Veterans and Friends Among Them

During early February 1918, "alien enemies" reported to local post offices or police stations to comply with the new registration requirement. In Hobart, Postmaster William Kostbade (himself a naturalized German immigrant) registered 61 alien enemies. They were his fellow townspeople, and some of them, I expect, personal friends. The Gazette could not resist commenting on the incongruity of the situation:
Their residence in this country varies from a few to over 60 years and several who had to comply with the law served in the Civil War, although they had never taken out their second [citizenship] papers. Are they enemies of the country of their adoption? Not a bit of it, but Indiana doesn't compel voters to be full fledged citizens. One of the registrants is 82 years old and another said he voted for Lincoln, the martyred President. Indiana should change her citizenship laws.
Upon registering, each man received an identity card that included his signature, thumbprint and photograph.

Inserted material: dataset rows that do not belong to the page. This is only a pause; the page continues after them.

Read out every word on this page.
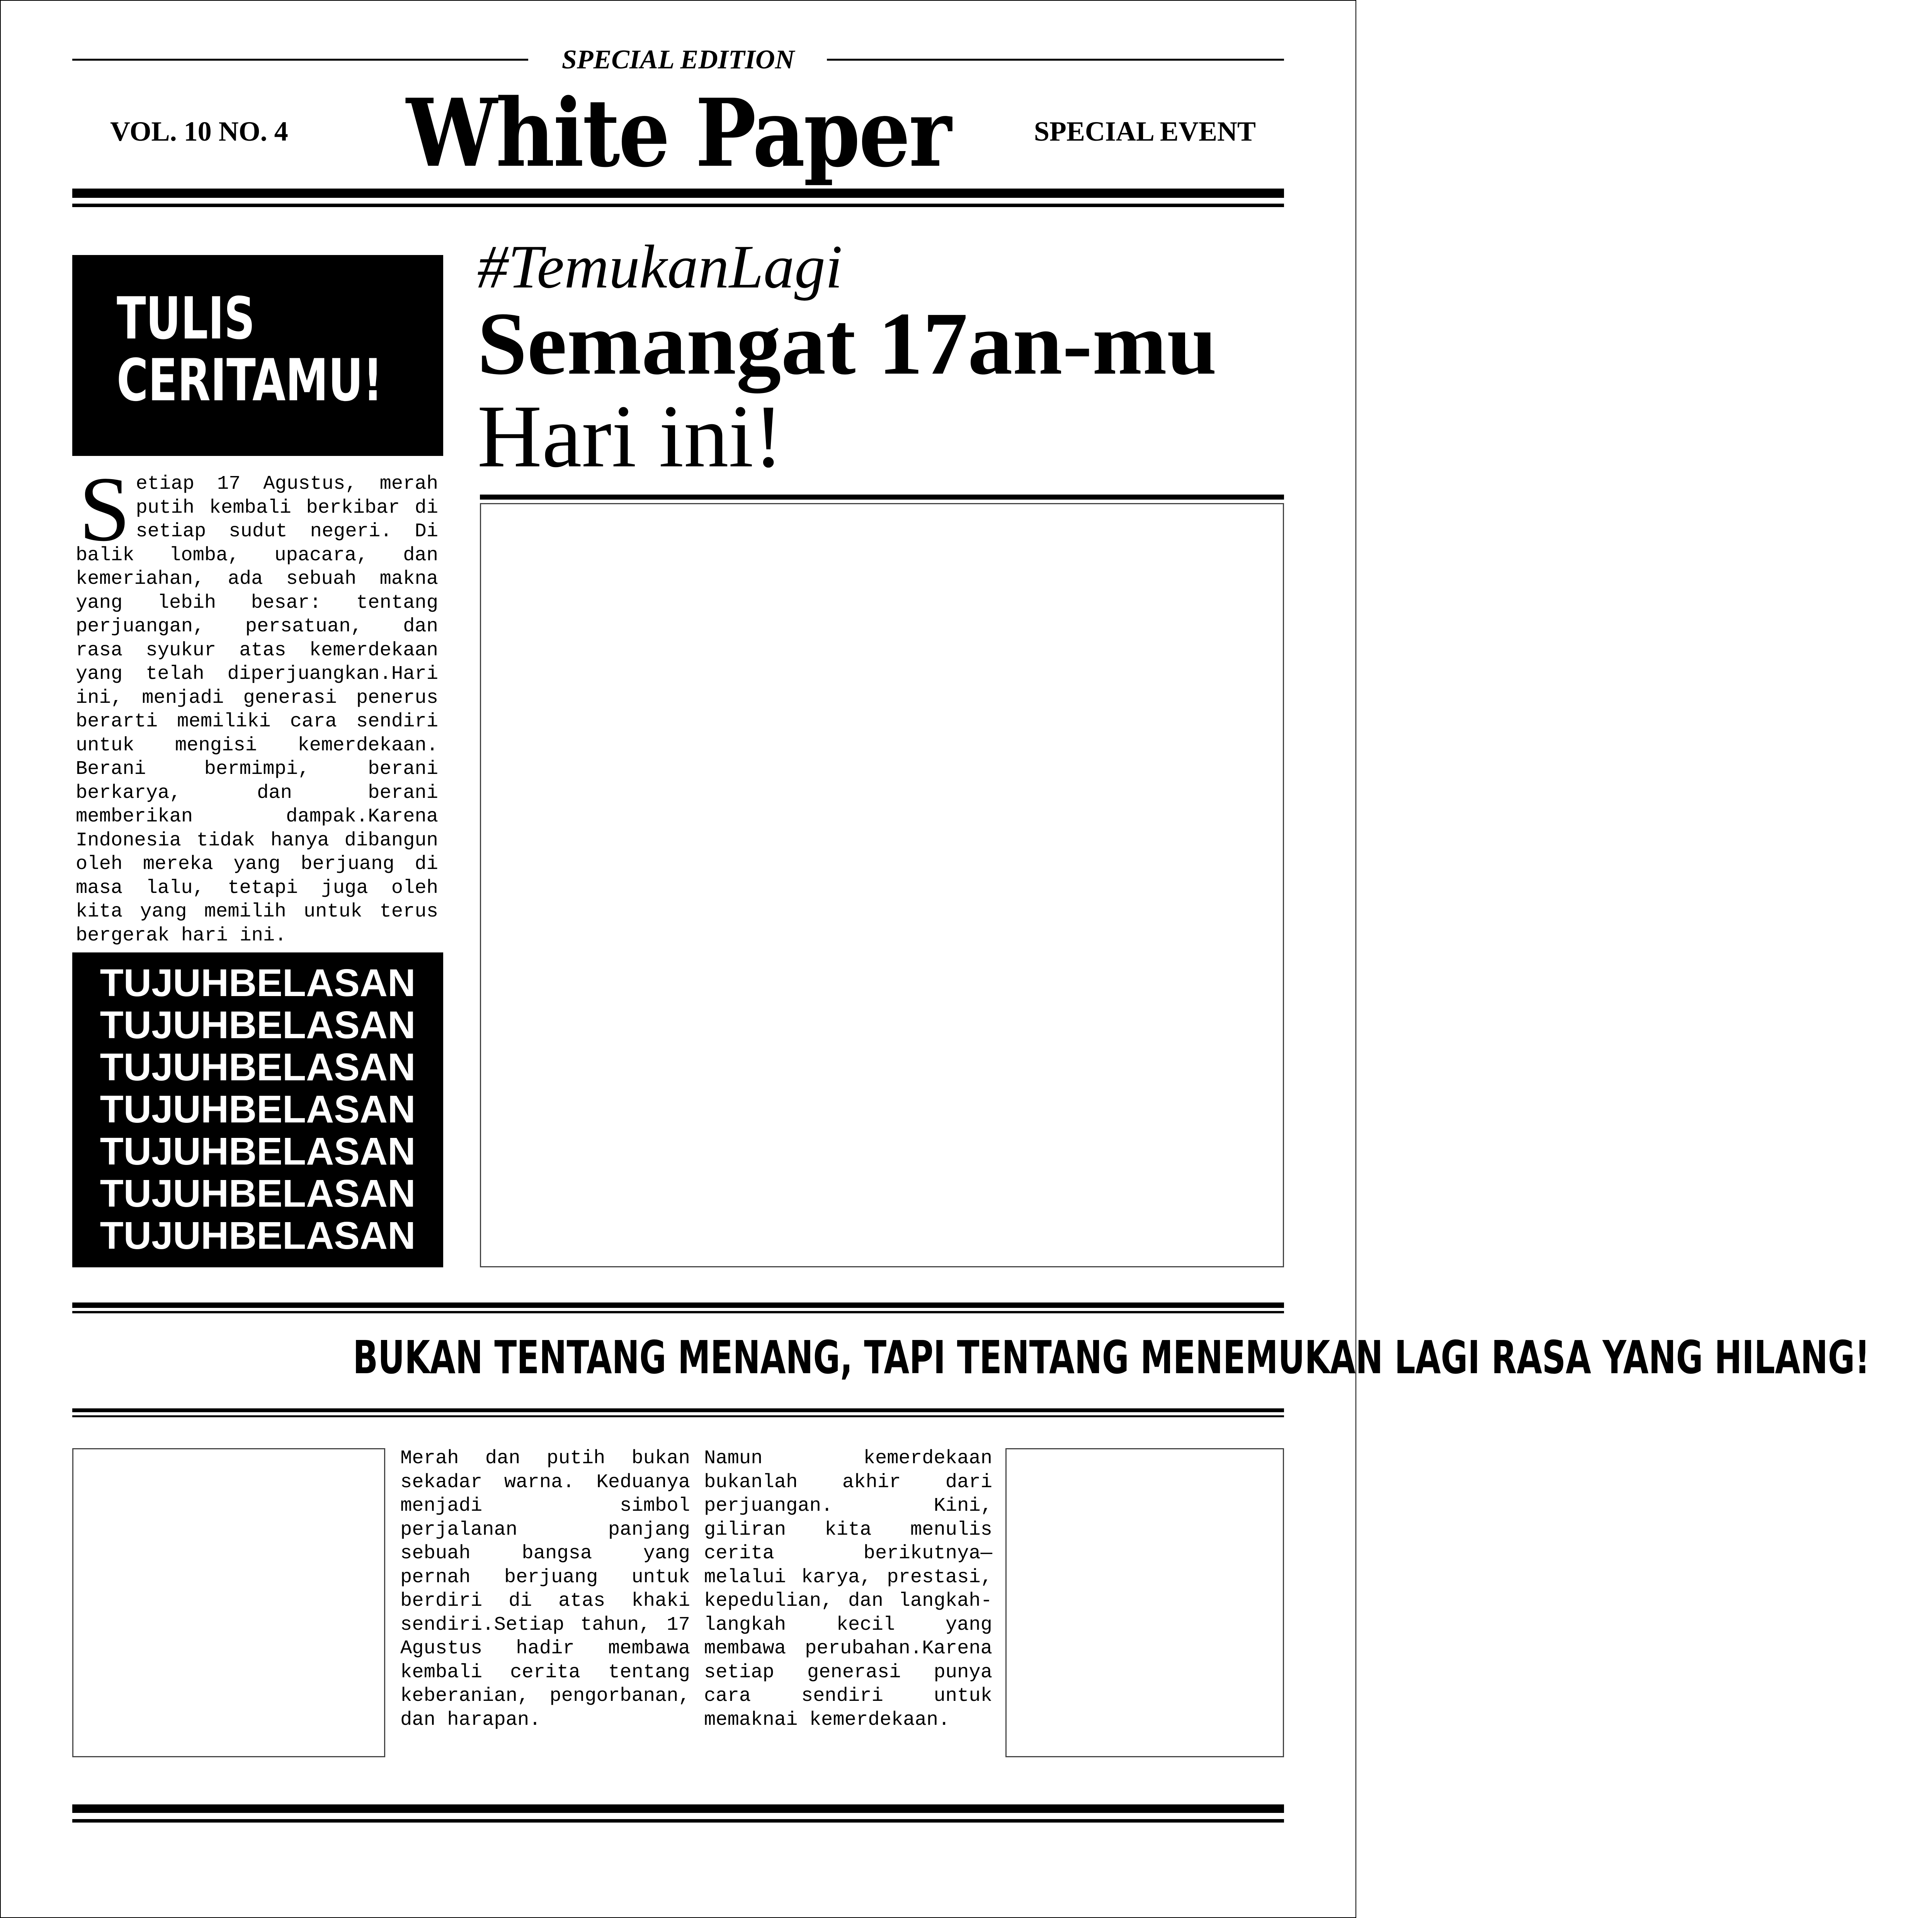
SPECIAL EDITION
VOL. 10 NO. 4	White Paper	SPECIAL EVENT
TULIS
CERITAMU!

Setiap 17 Agustus, merah putih kembali berkibar di setiap sudut negeri. Di balik lomba, upacara, dan kemeriahan, ada sebuah makna yang lebih besar: tentang perjuangan, persatuan, dan rasa syukur atas kemerdekaan yang telah diperjuangkan.Hari ini, menjadi generasi penerus berarti memiliki cara sendiri untuk mengisi kemerdekaan. Berani bermimpi, berani berkarya, dan berani memberikan dampak.Karena Indonesia tidak hanya dibangun oleh mereka yang berjuang di masa lalu, tetapi juga oleh kita yang memilih untuk terus bergerak hari ini.

TUJUHBELASAN
TUJUHBELASAN
TUJUHBELASAN
TUJUHBELASAN
TUJUHBELASAN
TUJUHBELASAN
TUJUHBELASAN
#TemukanLagi
Semangat 17an-mu
Hari ini!
BUKAN TENTANG MENANG, TAPI TENTANG MENEMUKAN LAGI RASA YANG HILANG!

Merah dan putih bukan sekadar warna. Keduanya menjadi simbol perjalanan panjang sebuah bangsa yang pernah berjuang untuk berdiri di atas khaki sendiri.Setiap tahun, 17 Agustus hadir membawa kembali cerita tentang keberanian, pengorbanan, dan harapan.

Namun kemerdekaan bukanlah akhir dari perjuangan. Kini, giliran kita menulis cerita berikutnya—melalui karya, prestasi, kepedulian, dan langkah-langkah kecil yang membawa perubahan.Karena setiap generasi punya cara sendiri untuk memaknai kemerdekaan.
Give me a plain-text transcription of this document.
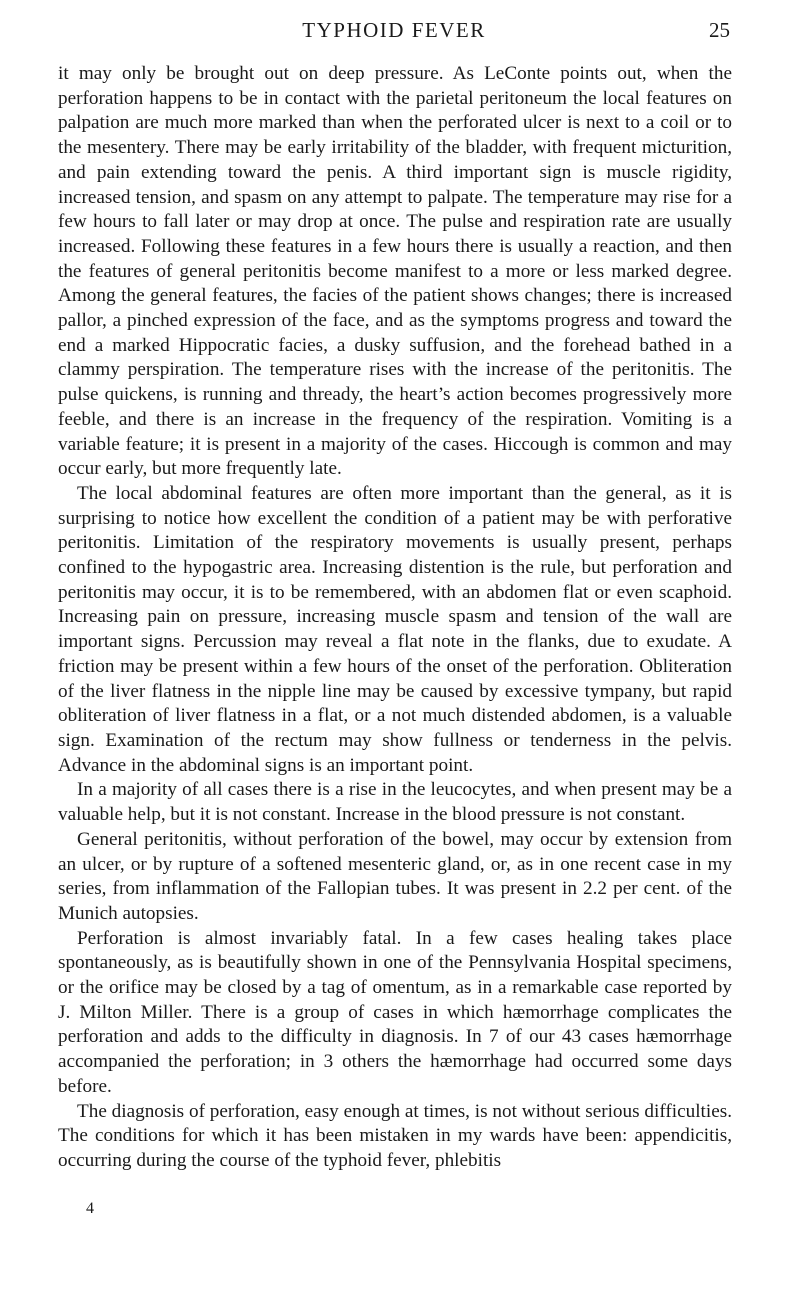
TYPHOID FEVER	25

it may only be brought out on deep pressure. As LeConte points out, when the perforation happens to be in contact with the parietal peritoneum the local features on palpation are much more marked than when the perforated ulcer is next to a coil or to the mesentery. There may be early irritability of the bladder, with frequent micturition, and pain extending toward the penis. A third important sign is muscle rigidity, increased tension, and spasm on any attempt to palpate. The temperature may rise for a few hours to fall later or may drop at once. The pulse and respiration rate are usually increased. Following these features in a few hours there is usually a reaction, and then the features of general peritonitis become manifest to a more or less marked degree. Among the general features, the facies of the patient shows changes; there is increased pallor, a pinched expression of the face, and as the symptoms progress and toward the end a marked Hippocratic facies, a dusky suffusion, and the forehead bathed in a clammy perspiration. The temperature rises with the increase of the peritonitis. The pulse quickens, is running and thready, the heart’s action becomes progressively more feeble, and there is an increase in the frequency of the respiration. Vomiting is a variable feature; it is present in a majority of the cases. Hiccough is common and may occur early, but more frequently late.

The local abdominal features are often more important than the general, as it is surprising to notice how excellent the condition of a patient may be with perforative peritonitis. Limitation of the respiratory movements is usually present, perhaps confined to the hypogastric area. Increasing distention is the rule, but perforation and peritonitis may occur, it is to be remembered, with an abdomen flat or even scaphoid. Increasing pain on pressure, increasing muscle spasm and tension of the wall are important signs. Percussion may reveal a flat note in the flanks, due to exudate. A friction may be present within a few hours of the onset of the perforation. Obliteration of the liver flatness in the nipple line may be caused by excessive tympany, but rapid obliteration of liver flatness in a flat, or a not much distended abdomen, is a valuable sign. Examination of the rectum may show fullness or tenderness in the pelvis. Advance in the abdominal signs is an important point.

In a majority of all cases there is a rise in the leucocytes, and when present may be a valuable help, but it is not constant. Increase in the blood pressure is not constant.

General peritonitis, without perforation of the bowel, may occur by extension from an ulcer, or by rupture of a softened mesenteric gland, or, as in one recent case in my series, from inflammation of the Fallopian tubes. It was present in 2.2 per cent. of the Munich autopsies.

Perforation is almost invariably fatal. In a few cases healing takes place spontaneously, as is beautifully shown in one of the Pennsylvania Hospital specimens, or the orifice may be closed by a tag of omentum, as in a remarkable case reported by J. Milton Miller. There is a group of cases in which hæmorrhage complicates the perforation and adds to the difficulty in diagnosis. In 7 of our 43 cases hæmorrhage accompanied the perforation; in 3 others the hæmorrhage had occurred some days before.

The diagnosis of perforation, easy enough at times, is not without serious difficulties. The conditions for which it has been mistaken in my wards have been: appendicitis, occurring during the course of the typhoid fever, phlebitis

4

That experience is probably what spurred a few long-time residents to take steps, at last, to become formally naturalized. Conrad Bender and Charles Niksch applied in the Gary superior court for their citizenship papers — a process both had begun long ago, but neither had ever completed. Both men were Civil War veterans, and Mr. Bender had two sons in the U.S. Army, now in France. "Both Bender and Niksch," said the News, "took out first papers many years ago — in fact so many years ago that they have forgotten the date. … [B]oth had almost forgotten that they were anything else than American citizens. Then along came the law that failure to take out second papers within seven years after the issuance of the first papers rendered them aliens and they must begin all over again. They have been voting for years and years and had forgotten to take out their second and final citizenship papers."

John Ahrens, John Passow and William Foreman also went to court to begin their naturalization process — to begin it again, that is, they too having let it fall by the wayside the first time.

♦    ♦    ♦

Elsewhere, the wartime rumor factory was producing some nasty stories about German farmers hoarding wheat in order to impede the U.S. war effort. Those rumors probably reached Washington, as the U.S. Food Administration then gave its officers around the country the authority to seize any unmarketed wheat they discovered.


Sources:
1920 Census.
♦ "Civil War Veterans Ask for Their First Papers." Hobart News 28 Mar. 1918.
♦ "Local and Personal." Hobart News 28 Feb. 1918; 4 Apr. 1918.
♦ "Register 60 Aliens." Hobart Gazette 15 Feb. 1918.